Flemington mayor paints over ‘blue line’ of support for police
FLEMINGTON — A blue line down the middle of Main Street was ordered removed by Flemington Borough Mayor Betsy Driver on Saturday morning, calling it a "shameful, divisive dividing line."
Driver announced the action in message on her Twitter account and stated it was done "before most of Flemington woke up." Hours after the line was painted over, a protest in support of Black Lives Matter was held in Flemington, attended by 1,500 people including Rep. Tom Malinowski, she said in a post on her Facebook page.
The blue line was painted on Main Street in October 2016 to honor the borough's police, according to TAP into Flemington/Raritan.
The legality of painting such lines on municipal streets became an issue in 2017, when the Federal Highway Administration sent letters to municipalities blue lines were against the Manual on Uniform Traffic Control Devices for Streets and Highways. The agency said the blue paint might confuse drivers because blue paint is also used to mark handicap-accessible parking spaces.
Then-Rep. Leonard Lance, who was defeated by Malinowski in 2018, introduced legislation granting state DOTs the ability to give exemptions.
In a Facebook post on Sunday, Driver wrote that she was amazed that “people think removing a faded blue line means there isn't support for the police” and called Flemington's department "one of the best."
"We support them and honor them every day with making sure they have a contract that is fair, by making sure they have the equipment they need to do their jobs, and making sure they have a good work environment," the mayor wrote. "We don't ask them to work for free, and we don't ask them to work under horrible conditions. Platitudes don't pay their bills; good pay and working conditions do."
“To those who claim the police won't respond due to the removal of the faded blue paint, shame on you. You insult every officer who does their job honorably,” she wrote.
Neither the mayor nor police chief Jerry Rotella has yet responded to messages seeking comment about the blue line being painted over.
But the mayor said in response to a comment on Facebook "The line was placed there in 2016 in opposition to BLM. I’ve heard from many many residents, particularly black residents, who saw it not as support for police but as opposition to their existence. That we would have any type of symbol that makes residents and visitors uncomfortable is shameful and divisive."
The mayor, a former CBS News producer, posted a link for donations to the department's union, Hunterdon County PBA Local 188.
"Our police do a great job and have great community involvement.
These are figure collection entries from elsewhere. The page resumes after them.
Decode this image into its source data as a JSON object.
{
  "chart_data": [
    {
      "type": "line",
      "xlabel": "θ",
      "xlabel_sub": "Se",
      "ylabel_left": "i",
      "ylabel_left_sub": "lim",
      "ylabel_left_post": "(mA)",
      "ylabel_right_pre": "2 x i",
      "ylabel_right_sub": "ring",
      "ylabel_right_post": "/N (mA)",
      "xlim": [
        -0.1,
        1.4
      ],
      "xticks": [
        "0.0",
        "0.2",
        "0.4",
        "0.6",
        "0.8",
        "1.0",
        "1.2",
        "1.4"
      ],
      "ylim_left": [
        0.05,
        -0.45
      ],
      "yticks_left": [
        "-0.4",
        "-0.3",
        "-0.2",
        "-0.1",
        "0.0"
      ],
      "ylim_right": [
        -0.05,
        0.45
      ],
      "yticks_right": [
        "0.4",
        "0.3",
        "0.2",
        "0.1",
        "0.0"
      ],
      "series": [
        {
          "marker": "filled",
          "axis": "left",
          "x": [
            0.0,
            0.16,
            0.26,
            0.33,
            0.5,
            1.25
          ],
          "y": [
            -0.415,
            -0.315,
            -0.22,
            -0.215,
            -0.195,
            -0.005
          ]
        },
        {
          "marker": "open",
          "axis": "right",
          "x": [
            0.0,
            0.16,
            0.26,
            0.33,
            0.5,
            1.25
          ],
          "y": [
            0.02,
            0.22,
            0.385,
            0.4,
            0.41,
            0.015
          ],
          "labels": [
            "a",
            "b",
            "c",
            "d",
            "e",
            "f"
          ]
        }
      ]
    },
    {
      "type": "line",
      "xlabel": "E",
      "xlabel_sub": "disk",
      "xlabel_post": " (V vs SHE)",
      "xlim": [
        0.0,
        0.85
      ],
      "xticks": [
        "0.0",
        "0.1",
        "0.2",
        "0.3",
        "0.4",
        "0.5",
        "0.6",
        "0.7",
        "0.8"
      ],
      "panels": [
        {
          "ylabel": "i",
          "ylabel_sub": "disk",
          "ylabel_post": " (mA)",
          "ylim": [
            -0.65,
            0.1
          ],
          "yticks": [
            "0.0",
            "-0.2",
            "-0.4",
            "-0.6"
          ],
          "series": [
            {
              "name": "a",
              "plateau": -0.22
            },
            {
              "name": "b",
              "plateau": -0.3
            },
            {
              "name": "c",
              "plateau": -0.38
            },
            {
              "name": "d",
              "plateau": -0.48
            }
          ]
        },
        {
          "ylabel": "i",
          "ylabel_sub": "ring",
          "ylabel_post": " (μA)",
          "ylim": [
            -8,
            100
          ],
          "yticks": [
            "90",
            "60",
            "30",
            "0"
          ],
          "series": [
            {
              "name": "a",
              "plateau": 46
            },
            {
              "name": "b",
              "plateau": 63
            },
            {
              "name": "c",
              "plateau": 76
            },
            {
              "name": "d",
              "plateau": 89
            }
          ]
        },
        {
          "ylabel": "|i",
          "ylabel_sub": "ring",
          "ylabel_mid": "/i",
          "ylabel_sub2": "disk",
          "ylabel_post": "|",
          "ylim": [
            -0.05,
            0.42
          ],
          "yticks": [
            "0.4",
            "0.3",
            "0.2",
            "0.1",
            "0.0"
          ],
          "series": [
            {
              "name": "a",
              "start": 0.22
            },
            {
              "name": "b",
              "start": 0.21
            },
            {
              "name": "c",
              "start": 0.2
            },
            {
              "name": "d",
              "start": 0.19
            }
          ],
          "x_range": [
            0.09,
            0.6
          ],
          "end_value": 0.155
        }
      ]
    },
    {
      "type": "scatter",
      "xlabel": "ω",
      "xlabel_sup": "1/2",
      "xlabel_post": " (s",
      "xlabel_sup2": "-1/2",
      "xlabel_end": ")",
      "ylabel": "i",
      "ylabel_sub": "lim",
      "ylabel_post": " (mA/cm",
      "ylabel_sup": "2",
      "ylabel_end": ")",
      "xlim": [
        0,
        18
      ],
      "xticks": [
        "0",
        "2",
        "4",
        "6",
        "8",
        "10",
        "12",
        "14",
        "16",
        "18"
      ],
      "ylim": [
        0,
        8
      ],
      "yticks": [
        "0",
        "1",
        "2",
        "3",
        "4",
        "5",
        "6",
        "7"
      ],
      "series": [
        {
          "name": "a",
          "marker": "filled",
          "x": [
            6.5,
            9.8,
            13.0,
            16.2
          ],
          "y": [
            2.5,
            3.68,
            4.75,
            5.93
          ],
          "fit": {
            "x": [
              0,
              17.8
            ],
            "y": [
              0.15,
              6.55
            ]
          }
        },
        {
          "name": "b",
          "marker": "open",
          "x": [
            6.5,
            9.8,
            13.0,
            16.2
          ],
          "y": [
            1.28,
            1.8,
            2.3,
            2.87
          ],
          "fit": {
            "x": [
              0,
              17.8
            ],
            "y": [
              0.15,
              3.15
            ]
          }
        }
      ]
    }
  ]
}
You can honor them by actually supporting the good things they do for the community, like their annual Shop With A Cop program that provides holiday gifts for disadvantaged kids in our community," Driver wrote.
Clinton Township FOP Lodge 182 President John Tiger, on the union lodge's own Facebook page, said he and other officers were in absolute agreement that the Minneapolis death of unarmed black man George Floyd under the knee of an officer who has since been charged with murder — which set off racial justice protests and debates about policing nationwide — was wrong.
But Tiger said the blue line "represents the fine officers of your police department."
"As an officer in a neighboring agency I can tell you that your officers routinely respond to dangerous incidents. They regularly investigate serious crimes, with real victims. You should applaud their service. I am proud to work alongside these officers, and assist them in any way I can," he said.
Tiger went on to say it's those same officers who protected the mayor and protesters, diverting traffic, and protecting businesses and homes.
"On the periphery of your town, dozens of other members of 'that shameful dividing line' waited to respond in case the peaceful rally became anything but that. And I am proud to say that the residents of your town, our county, and all of the citizens who exercised their rights that day were shining examples of freedom in action. They peaceably assembled to seek redress for their grievances," Tiger wrote.
And he admonished the mayor for a decision he said was made by her, and not her constituents.
"I am sure that your citizens are proud that your officers have much more conviction for their beliefs then you do for yours. You may have painted over that thin blue line. But you will never erase it," he wrote. "Those officers are what stands between right and wrong. They are the ones that stand up for people who can’t stand up for themselves. And they will still be there to answer any call for help, whether you think they are 'shameful' or not.